Abstract 490P
Background
The transmembrane glycoprotein CD44, the major hyaluronan receptor, is considered to be involved in carcinogenesis. Its role as new therapeutic molecular target in solid tumors is under evaluation in clinical trials. The prognostic value remains controversial. Here, we aimed to investigate the correlation between CD44 expression and the clinicopathological features and survival of metastatic colorectal cancer (mCRC) patients (pts).
Methods
Data from 65 mCRC pts of the Medical Oncology Department-University Hospital of Cagliari were retrospectively collected from 2008 to 2021. The immunohistochemical analysis was performed at the Pathology Division-University Hospital of Cagliari on 3 μm thick sections obtained from paraffin blocks. Paraffin-tissue sections were immunostained with anti-human CD44 Rabbit monoclonal antibody (clone SP37). The immunointensity was subclassified into four groups as shown in the table. Statistical analysis was performed with MedCalc (survival distribution: Kaplan-Meier; survival comparison: log-rank test, association between categorical variables: Fisher's exact test).
Results
Pts median age was 66 years (range 49-85). Regarding CD44 expression: score was 0 in 18 pts, 1+ in 16 pts, 2+ in 17 pts and 3+ in 14 pts. Median Overall Survival (mOS) was 28.1 months (m) (95%CI: 21.3-101). Overexpressed CD44 (3+) was correlated with poor prognosis (p=0.0011; HR=0.2), with a mOS of 15.4 m (95% CI 8.5-35.9) versus 28.8 m (95%CI:24.8-101) in low CD44 expression (0, 1+, 2+). CD44 strong expression was associated with clinical poor prognostic features: 58.3% were ≥ 70 years old (p=0.03); 58.3% had inoperable disease (p=0.01); 91.7% had stage IV at diagnosis (p=0.1); 75% had synchronous metastases (p=0.4); BRAF was mutated in 9% of CD44 non-overexpressed vs 25% of CD44 3+ pts (p=0.1). Table: 490P
| CD44 expression | Score |
| Negative or weak membrane staining (MS) in < 10 % of tumor cells (TC) | 0 |
| Weak MS in ≥ 10 % of TC or moderate MS in < 10% of TC | 1+ |
| Moderate MS in ≥ 10% of TC or intensive MS in < 10% of TC | 2+ |
| Intense MS in ≥ 10% of TC | 3+ |
Conclusions
CD44 markedly correlated with aggressive tumor behavior and contributed to the progression of mCRC, thus suggesting its role as a novel prognostic marker and potential therapeutic target for mCRC pts.

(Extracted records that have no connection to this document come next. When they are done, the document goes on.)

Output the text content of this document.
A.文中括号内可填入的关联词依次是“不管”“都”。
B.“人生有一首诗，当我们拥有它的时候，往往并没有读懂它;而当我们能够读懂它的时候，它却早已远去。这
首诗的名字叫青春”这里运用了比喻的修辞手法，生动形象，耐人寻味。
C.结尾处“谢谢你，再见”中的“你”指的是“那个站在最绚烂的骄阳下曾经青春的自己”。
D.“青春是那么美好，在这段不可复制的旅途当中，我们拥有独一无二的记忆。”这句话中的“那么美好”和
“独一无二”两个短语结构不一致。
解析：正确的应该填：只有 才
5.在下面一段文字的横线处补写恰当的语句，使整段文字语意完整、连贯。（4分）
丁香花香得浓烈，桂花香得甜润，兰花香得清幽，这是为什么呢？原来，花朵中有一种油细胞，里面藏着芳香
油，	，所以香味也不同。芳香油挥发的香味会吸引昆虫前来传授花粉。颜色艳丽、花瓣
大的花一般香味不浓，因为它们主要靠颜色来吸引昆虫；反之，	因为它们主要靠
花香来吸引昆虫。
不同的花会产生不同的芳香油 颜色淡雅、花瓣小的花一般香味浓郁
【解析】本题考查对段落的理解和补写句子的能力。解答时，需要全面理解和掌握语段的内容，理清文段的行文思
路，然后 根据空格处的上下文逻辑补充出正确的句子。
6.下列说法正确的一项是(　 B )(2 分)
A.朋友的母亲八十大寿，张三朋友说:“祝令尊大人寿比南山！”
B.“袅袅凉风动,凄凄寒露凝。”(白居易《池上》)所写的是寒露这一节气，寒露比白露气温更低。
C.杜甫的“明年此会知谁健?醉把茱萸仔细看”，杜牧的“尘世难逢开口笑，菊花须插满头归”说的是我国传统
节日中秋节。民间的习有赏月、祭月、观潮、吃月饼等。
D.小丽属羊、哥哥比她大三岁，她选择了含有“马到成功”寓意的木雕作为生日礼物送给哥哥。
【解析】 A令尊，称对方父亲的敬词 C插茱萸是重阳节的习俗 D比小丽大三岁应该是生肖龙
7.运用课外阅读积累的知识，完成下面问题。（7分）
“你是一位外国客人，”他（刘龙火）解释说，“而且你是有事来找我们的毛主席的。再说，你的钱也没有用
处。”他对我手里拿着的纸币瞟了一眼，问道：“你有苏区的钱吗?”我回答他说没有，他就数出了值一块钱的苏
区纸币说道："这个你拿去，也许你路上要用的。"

Clinical trial identification
Editorial acknowledgement
Legal entity responsible for the study
The authors.
Funding
Has not received any funding.
Disclosure
M. Scartozzi: Financial Interests, Personal, Speaker’s Bureau: Amgen; Financial Interests, Personal, Advisory Board: Amgen; Financial Interests, Personal, Other, Consultant: Amgen; Financial Interests, Personal, Speaker’s Bureau: Sanofy; Financial Interests, Personal, Advisory Board: Sanofy; Financial Interests, Personal, Other, Consultant: Sanofy; Financial Interests, Personal, Speaker’s Bureau: MSD; Financial Interests, Personal, Advisory Board: MSD; Financial Interests, Personal, Other, Consultant: MSD; Financial Interests, Personal, Speaker’s Bureau: Eisai; Financial Interests, Personal, Advisory Board: Eisai; Financial Interests, Personal, Other, Consultant: Eisai; Financial Interests, Personal, Speaker’s Bureau: Merk; Financial Interests, Personal, Advisory Board: Merk; Financial Interests, Personal, Other, Consultant: Merk; Financial Interests, Personal, Speaker’s Bureau: Bayer; Financial Interests, Personal, Advisory Board: Bayer; Financial Interests, Personal, Other, Consultant: Bayer. All other authors have declared no conflicts of interest.